Spiking Neural Networks: A Comprehensive Survey of Training Methodologies, Hardware Implementations and Applications
Ameer Hamza Khan, Xinwei Cao, Chunbo Luo, Shiqing Zhang, Wenping Guo, Vasilios N. Katsikis, Shuai Li
Abstract
Spiking neural networks (SNN) represent a paradigm shift toward discrete, event-driven neural computation that mirrors biological brain mechanisms. This survey systematically examines current SNN research, focusing on training methodologies, hardware implementations, and practical applications. We analyze four major training paradigms: ANN-to-SNN conversion, direct gradient-based training, spike-timing-dependent plasticity (STDP), and hybrid approaches.

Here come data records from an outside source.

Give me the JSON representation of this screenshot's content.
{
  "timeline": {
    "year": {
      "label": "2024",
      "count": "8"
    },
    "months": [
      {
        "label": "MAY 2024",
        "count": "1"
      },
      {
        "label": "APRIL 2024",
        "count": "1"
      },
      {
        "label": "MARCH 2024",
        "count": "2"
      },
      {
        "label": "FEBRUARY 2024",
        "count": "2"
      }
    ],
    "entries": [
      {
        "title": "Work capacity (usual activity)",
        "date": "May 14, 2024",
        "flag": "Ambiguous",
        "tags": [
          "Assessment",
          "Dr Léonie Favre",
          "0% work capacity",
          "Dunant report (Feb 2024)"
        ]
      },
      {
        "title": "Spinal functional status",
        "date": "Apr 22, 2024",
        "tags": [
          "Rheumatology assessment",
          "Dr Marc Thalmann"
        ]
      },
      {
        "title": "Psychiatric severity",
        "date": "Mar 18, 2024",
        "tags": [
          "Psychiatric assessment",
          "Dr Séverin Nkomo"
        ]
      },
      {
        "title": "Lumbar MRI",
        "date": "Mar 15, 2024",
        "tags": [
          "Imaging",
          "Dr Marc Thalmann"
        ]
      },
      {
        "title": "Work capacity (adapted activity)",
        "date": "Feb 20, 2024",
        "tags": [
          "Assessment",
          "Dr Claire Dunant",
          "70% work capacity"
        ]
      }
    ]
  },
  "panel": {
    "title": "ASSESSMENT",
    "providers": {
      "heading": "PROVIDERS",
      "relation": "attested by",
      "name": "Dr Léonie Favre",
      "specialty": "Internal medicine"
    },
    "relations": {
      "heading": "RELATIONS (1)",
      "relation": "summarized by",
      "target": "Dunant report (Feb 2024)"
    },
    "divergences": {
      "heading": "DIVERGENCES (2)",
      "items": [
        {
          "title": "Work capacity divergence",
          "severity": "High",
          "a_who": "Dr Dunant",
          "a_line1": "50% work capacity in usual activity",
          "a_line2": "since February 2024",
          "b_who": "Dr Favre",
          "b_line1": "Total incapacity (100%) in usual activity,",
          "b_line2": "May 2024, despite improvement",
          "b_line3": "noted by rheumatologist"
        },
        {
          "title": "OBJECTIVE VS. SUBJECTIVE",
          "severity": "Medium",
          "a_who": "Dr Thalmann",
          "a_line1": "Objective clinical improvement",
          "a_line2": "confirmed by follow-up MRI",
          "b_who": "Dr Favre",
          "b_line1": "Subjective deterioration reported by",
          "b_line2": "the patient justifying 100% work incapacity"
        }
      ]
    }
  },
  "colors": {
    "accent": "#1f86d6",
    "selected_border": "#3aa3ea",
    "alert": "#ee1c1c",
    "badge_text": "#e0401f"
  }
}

Our review encompasses major specialized hardware platforms: Intel Loihi, IBM TrueNorth, SpiNNaker, and BrainScaleS, analyzing their capabilities and constraints. We survey applications spanning computer vision, robotics, edge computing, and brain-computer interfaces, identifying where SNN provide compelling advantages. Our comparative analysis reveals SNN offer significant energy efficiency improvements (1 000–10 000× reduction) and natural temporal processing, while facing challenges in scalability and training complexity. We identify critical research directions including improved gradient estimation, standardized benchmarking protocols, and hardware-software co-design approaches. This survey provides researchers and practitioners with a comprehensive understanding of current SNN capabilities, limitations, and future prospects.